Welcome, Spring, too long delayed,
Kindest, most reluctant maid:
Sweetest of younger sisters, simplest one
Of the bare bosomed chorus of the year.
Now last season's beech-tree leaf
Hath fallen. The crocus sends her spear
Up through the earth, a little span
Each day increasing to a sheaf.
The housewife sings the damsel's song,
The old man whistles like the boy,
Aches no more his limbs annoy,
He steps out like a sower strong.
Sweetest of younger sisters, odourous tressed
Forcefully wooed by sharp-hoofed breezes, Spring!
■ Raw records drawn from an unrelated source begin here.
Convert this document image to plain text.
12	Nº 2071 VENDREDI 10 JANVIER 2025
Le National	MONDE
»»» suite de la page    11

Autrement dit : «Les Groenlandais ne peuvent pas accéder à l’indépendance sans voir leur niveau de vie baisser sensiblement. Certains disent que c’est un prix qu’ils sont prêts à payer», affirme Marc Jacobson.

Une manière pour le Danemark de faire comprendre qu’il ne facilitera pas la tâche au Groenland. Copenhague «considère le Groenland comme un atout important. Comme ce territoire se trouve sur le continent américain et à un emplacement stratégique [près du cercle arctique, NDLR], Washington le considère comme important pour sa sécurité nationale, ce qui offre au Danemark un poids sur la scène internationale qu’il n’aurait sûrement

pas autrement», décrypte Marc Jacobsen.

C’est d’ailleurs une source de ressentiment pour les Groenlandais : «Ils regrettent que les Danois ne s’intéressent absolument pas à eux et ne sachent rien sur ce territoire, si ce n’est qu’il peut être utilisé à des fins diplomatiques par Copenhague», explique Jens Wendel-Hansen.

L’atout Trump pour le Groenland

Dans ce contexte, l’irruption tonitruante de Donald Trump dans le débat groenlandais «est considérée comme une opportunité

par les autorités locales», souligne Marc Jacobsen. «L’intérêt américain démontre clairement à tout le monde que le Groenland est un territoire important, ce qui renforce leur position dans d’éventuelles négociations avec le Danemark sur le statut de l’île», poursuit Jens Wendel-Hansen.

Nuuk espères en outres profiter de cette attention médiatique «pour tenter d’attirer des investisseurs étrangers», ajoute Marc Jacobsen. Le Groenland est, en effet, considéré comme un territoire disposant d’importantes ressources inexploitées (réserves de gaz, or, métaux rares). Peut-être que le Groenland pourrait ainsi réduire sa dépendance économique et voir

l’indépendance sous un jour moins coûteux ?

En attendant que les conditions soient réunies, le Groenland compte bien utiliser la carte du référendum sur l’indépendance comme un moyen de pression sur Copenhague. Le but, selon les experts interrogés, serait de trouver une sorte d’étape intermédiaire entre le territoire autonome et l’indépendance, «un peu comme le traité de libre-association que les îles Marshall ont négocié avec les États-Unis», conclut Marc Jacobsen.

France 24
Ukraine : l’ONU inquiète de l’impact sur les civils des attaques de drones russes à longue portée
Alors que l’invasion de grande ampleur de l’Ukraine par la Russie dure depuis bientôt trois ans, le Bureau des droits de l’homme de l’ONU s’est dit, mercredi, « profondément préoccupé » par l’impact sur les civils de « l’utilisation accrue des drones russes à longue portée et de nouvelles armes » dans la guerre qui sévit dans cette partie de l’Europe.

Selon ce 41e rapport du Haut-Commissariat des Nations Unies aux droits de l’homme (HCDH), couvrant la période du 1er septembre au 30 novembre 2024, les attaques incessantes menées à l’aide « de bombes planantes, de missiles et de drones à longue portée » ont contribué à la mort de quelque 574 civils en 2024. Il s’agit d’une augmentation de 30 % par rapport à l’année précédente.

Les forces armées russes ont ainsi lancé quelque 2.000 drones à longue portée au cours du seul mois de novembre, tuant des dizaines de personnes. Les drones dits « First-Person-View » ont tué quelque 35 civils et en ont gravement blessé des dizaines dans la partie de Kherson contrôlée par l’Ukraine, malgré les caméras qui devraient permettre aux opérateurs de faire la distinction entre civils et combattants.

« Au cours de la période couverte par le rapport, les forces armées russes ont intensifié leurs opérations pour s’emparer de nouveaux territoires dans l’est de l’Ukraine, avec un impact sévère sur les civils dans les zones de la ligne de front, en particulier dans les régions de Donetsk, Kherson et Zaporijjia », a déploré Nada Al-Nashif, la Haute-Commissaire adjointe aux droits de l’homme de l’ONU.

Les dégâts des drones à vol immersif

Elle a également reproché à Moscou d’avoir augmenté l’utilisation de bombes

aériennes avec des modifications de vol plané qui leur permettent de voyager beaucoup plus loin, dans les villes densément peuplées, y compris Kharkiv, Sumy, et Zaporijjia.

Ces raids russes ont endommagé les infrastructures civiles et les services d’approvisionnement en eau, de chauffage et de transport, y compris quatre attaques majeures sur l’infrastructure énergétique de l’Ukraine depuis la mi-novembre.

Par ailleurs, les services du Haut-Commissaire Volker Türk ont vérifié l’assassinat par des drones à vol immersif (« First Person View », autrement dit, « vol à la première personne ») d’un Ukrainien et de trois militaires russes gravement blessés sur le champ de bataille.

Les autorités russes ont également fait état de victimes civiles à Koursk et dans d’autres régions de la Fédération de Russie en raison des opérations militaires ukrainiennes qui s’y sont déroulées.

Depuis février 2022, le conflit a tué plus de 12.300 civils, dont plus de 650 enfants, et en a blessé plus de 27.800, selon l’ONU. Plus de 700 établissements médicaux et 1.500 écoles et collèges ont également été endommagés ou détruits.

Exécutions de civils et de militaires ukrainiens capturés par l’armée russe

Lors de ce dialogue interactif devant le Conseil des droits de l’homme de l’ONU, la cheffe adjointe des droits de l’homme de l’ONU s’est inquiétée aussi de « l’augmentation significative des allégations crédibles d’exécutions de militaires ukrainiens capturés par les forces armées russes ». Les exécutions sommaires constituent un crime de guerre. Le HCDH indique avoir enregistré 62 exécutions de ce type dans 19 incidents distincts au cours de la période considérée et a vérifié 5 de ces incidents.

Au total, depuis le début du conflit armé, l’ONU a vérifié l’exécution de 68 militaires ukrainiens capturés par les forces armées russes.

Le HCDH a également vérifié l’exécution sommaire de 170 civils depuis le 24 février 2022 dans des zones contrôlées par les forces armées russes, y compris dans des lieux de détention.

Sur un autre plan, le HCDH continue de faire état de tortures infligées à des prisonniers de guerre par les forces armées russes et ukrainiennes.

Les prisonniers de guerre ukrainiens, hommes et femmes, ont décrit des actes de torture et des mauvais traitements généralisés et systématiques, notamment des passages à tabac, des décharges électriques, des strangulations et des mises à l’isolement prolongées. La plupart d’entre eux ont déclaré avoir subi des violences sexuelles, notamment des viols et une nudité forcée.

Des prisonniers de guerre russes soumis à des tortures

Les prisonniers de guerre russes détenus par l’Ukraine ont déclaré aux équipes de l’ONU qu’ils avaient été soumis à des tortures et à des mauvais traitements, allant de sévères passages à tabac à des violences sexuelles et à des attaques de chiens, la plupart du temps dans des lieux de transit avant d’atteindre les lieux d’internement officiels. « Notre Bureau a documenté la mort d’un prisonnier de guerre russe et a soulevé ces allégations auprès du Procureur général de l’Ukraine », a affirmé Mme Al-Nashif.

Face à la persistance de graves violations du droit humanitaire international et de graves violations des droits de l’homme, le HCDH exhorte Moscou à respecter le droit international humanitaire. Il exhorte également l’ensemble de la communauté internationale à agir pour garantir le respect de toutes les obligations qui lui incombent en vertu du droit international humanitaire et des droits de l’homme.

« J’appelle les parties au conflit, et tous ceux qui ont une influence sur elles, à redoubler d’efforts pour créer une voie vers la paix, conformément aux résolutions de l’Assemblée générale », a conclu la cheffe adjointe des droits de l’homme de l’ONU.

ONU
Thy advent knows each living thing
Through the dense deep earth impressed
With love's light touch of wondrous flame,
That sense and soul revives the same.

Summer, with her proud silence and her haze
Of heat, her gracious shadows, and her maze
Of leaves and undergrowths and rills
Dropping asleep beneath the cloudless hills,
Hath no such kindly wing
As thou, bird-hatching Spring.
Autumn, with her boisterous mirth
Shaking the red-ripe fruit upon the earth,
Shedding the rose leaves, each eve shedding too
From saddening clouds and stars great drops of dew,
Hath not the prophet tongue,
Like thine, thou ever young,
Young as a child, thou bride more fair,
Innocent as a blush, and strong
As a lion in a poet's song.

May I then venture near thee, in thy hair
To place this pink-edged daisy, Sweet?
Alas, 'tis mortal even there,
Mortal but saintly Margarite.
The heedless sheep goes browsing on,
The daisy from the grass is gone.
Matron Summer is coming anear,
To crown the still inconstant year:
But ere thou flyest, blue-eyed Spring,
It suits us well to bring,
Bound by this withy of poetry,
An offering of thine own flowers to thee.